First Baptist Church

1845

John Bryce (1784-1864), Baptist missionary and secret agent for U. S. President John Tyler during Texas annexation negotiations, and the Rev. George Washington Baines, great-grandfather of President Lyndon Baines Johnson, founded this church shortly before Texas became a state in 1845. Dr. William Evans, Marshall's first physician, and other leaders of the pioneer community were among the twelve charter members. Throughout its history, this fellowship has included men and women who were leaders in the city, state, and Baptist faith. Services were held in a brush arbor or nearby log schoolhouse until 1849, when a church building was erected on this lot, donated by State Legislator James McCown (1808-55). The small frame structure was replaced by a larger building in 1892. Members of this congregation organized the Second Baptist Church in 1904. They also helped establish the College of Marshall in 1912. This junior college later became East Texas Baptist College, a four-year school which is still actively supported by this church. The present sanctuary was constructed in 1953, and the children's building was completed in 1955. A new education building and chapel were erected in 1972, completing the church complex.

Pickens, Lucy H.

1850

(1832-1899) Only 19th century Texas woman honored by a portrait on money-- the Confederate $100 bill. In 1850s Lucy introduced ice tea and silk hose to East Texas, in social affairs at Wyalucing-- her family's home which stood at this site and was a center for social and cultural life in a wide area of plantations. Her husband was the Civil War Governor of South Carolina; her 2 brothers were Texas soldiers. Wyalucing (razed 1962) became 1863-65 headquarters for the Confederate Post Office Department in the area west of the Mississippi River. Supplemental Plate, 1989: This historical marker was relocated in 1990 from the site of Wyalucing (0.4 mi. West on Burleson Street) to the First Presbyterian Church. The Holcombe family was closely associated with the church, which was organized at Wyalucing on May 30, 1850. Lucy Pickens' father, B. L. Holcombe, was the congregation's first ruling elder. Lucy Holcombe was received into the membership of the church in 1853. (1965) Supplemental plate: This historical marker was relocated in 1990 from the site of Wyalucing (0.4 mi. West on Burleson Street) to the First Presbyterian Church. The Holcombe family was closely associated with the church, which was organized at Wyalucing on May 30, 1850. Lucy Pickens' father, B. L. Holcombe, was the congregation's first ruling elder. Lucy Holcombe was received into the membership of the church in 1853.

Marshall, C.S.A.

1861

As a center of activity for the Confederacy west of the Mississippi, this East Texas town played a major role in the Civil War. Headquarters of the Trans-Mississippi Department Medical Bureau and Postal Service were here plus two military hospitals and a commissary bureau. An ordnance bureau, depot, arsenal, and laboratory produced and distributed powder, pistols, saddles, harness and clothing.

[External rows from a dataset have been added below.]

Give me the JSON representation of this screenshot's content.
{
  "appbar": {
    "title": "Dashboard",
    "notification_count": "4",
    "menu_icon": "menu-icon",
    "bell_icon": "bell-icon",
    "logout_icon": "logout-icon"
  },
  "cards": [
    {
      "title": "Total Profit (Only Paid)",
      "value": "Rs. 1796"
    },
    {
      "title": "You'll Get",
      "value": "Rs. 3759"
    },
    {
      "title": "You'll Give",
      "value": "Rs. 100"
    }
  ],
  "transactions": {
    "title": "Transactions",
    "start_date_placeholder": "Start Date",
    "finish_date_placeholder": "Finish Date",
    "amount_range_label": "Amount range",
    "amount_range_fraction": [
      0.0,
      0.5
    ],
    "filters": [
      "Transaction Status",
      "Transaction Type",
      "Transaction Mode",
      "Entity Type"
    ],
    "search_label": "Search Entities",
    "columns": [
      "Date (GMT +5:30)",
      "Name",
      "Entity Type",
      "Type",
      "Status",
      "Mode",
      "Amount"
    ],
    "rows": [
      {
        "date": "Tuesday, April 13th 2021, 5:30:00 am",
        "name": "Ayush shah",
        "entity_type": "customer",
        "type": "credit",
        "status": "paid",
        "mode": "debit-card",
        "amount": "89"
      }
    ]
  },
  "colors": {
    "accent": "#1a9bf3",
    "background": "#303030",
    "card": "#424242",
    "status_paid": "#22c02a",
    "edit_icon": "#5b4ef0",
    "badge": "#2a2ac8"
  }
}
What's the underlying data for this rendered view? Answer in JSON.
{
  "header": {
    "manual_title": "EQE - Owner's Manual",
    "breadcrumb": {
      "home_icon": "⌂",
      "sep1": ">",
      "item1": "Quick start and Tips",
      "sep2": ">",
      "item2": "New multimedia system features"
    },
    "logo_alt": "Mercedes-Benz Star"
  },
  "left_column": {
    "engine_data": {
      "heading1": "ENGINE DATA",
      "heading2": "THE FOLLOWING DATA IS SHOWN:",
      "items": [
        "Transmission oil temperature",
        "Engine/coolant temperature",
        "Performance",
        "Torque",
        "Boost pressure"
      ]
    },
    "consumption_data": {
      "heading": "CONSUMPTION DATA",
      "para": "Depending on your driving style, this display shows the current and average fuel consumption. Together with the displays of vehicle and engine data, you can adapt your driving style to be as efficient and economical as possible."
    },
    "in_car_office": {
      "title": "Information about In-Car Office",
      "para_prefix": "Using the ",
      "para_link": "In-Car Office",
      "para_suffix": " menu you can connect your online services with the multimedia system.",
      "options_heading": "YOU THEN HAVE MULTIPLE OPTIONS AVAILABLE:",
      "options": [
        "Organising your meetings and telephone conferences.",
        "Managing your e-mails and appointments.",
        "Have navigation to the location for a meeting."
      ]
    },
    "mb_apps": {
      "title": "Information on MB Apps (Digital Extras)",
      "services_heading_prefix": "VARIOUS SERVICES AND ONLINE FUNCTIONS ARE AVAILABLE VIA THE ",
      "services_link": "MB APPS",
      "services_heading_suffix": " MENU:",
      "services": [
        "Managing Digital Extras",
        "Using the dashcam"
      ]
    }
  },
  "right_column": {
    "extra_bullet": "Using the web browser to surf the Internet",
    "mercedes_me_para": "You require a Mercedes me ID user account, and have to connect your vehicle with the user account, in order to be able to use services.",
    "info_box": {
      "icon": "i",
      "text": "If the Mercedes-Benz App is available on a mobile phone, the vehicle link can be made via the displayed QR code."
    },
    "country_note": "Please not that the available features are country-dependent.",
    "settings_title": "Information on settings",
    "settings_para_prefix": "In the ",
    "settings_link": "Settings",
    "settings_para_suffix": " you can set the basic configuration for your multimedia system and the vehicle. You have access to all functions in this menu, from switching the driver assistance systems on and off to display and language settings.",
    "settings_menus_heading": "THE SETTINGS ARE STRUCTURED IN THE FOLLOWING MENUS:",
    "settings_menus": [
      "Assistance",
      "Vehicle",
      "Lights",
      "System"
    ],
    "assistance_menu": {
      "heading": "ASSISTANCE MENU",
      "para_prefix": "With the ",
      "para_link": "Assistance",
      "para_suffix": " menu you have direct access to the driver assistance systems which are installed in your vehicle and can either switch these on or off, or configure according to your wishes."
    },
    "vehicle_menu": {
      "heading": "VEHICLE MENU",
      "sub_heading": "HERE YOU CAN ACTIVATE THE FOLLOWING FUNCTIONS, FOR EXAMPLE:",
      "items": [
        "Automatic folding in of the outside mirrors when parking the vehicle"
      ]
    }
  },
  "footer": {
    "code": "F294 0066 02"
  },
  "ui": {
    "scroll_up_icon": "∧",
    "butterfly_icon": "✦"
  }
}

Following the occupation of Missouri by Union forces, the governor and other officials of that state made this the wartime Confederate capitol of Missouri from November, 1863 to June, 1865. Three wartime conferences of governors and Confederate military officials of Texas, Arkansas, Louisiana and Missouri met here. One in 1862, resulted in the establishment of a separate department for these states. In 1863 military and civil authority was consolidated under Gen. E. Kirby Smith, commander of the department. On May 15, 1865, one month after Appomattox, discussion of continued resistance or surrender resulted in a stalemate. Prominent Confederates from Marshall were Edward Clark and Pendleton Murrah, wartime governors of Texas; Louis T. Wigfall, a "state's rights" leader in the U. S. Senate prior to secession and member of Confederate Senate; Dr. James Harper Starr, Trans-Mississippi postal agent; and Brigadier-Generals Matthew D. Ector, Elkanah Greer, Walter P. Lane and Horace Randal. This was the home of Lucy Holcomb Pickens, "Sweetheart of the Confederacy," the only woman whose portrait graced Confederate currency. Rather than surrender at War's end, a number of high-ranking Confederate military and civil officials began an exodus from Marshall to Mexico. A Memorial To Texans Who Served The Confederacy

Things to Do in Marshall

quirky 14.6 mi away
Jay Goulds Curse on Jefferson

When railroad baron Jay Gould rolled into Jefferson in the 1870s he had a simple proposition: let me bring my railroad through town. The city fathers flush…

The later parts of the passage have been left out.